I realize it will take hard work, which I will gladly put in, to equal his celebrity impressions of Barack Obama, Ira Glass, Steve Jobs and Prince. He also has done an impression of Ben Bernanke, which I could emulate because Ben and I are both naturally boring.
It will be a creative challenge to equal his characters like Ian Rubbish, Fericito and Stewart of the blonde-haired Californians. I’ve almost mastered his Billy Smith, a Native American stand-up comic who tells jokes no one understands. I’ve got the “jokes no one understands” part down pat.
It will be harder to duplicate his parts in movies such as Deuce Bigalow, European Gigolo and Confessions of a Shopaholic, which one critic called “feral foreigners.” I’ve never been comfortable being homeless.
My leg-up in channeling Fred is that we both spend time in Portland.

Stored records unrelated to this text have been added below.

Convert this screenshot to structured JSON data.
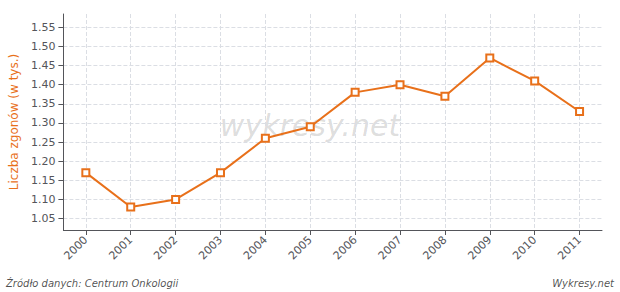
{
  "chart_data": {
    "type": "line",
    "x": [
      2000,
      2001,
      2002,
      2003,
      2004,
      2005,
      2006,
      2007,
      2008,
      2009,
      2010,
      2011
    ],
    "values": [
      1.17,
      1.08,
      1.1,
      1.17,
      1.26,
      1.29,
      1.38,
      1.4,
      1.37,
      1.47,
      1.41,
      1.33
    ],
    "color": "#e8701a",
    "marker": "square",
    "line_style": "solid",
    "ylabel": "Liczba zgonów (w tys.)",
    "annotations": [
      "wykresy.net",
      "Źródło danych: Centrum Onkologii",
      "Wykresy.net"
    ],
    "xlim": [
      1999.5,
      2011.5
    ],
    "xticks": [
      2000,
      2001,
      2002,
      2003,
      2004,
      2005,
      2006,
      2007,
      2008,
      2009,
      2010,
      2011
    ],
    "ylim": [
      1.02,
      1.585
    ],
    "yticks": [
      1.05,
      {
        "value": 1.1,
        "label": "1.10"
      },
      1.15,
      {
        "value": 1.2,
        "label": "1.20"
      },
      1.25,
      {
        "value": 1.3,
        "label": "1.30"
      },
      1.35,
      {
        "value": 1.4,
        "label": "1.40"
      },
      1.45,
      {
        "value": 1.5,
        "label": "1.50"
      },
      1.55
    ],
    "grid": true
  }
}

He is here making fun of it. I live here and try to make sense of it. There isn’t much difference.
His bits on life in Portland strike an authentic, semi-biographical chord. Fred actually lived here for a while, if you consider The Pearl District part of Real Portland. Fred has appeared as an adult babysitter, a dumpster diver, a knot salesman and a bad B&B host. I may not be able to whip up pancakes, but I wouldn’t forget the coffee.
A logical place to begin my journey to be like Fred is to snatch a part in Portlandia. If someone reading this has Fred’s private email, let me know. If you could fake a favorable review, that would help, too.
Meanwhile, I will have to shadow Fred by watching him on TV and dreaming about what it would be like to be him. Except the part about living in Los Angeles.
Watching and dreaming isn’t as good as actual being like Fred. But it’s better than asking for his autograph, which would make everyone laugh at me.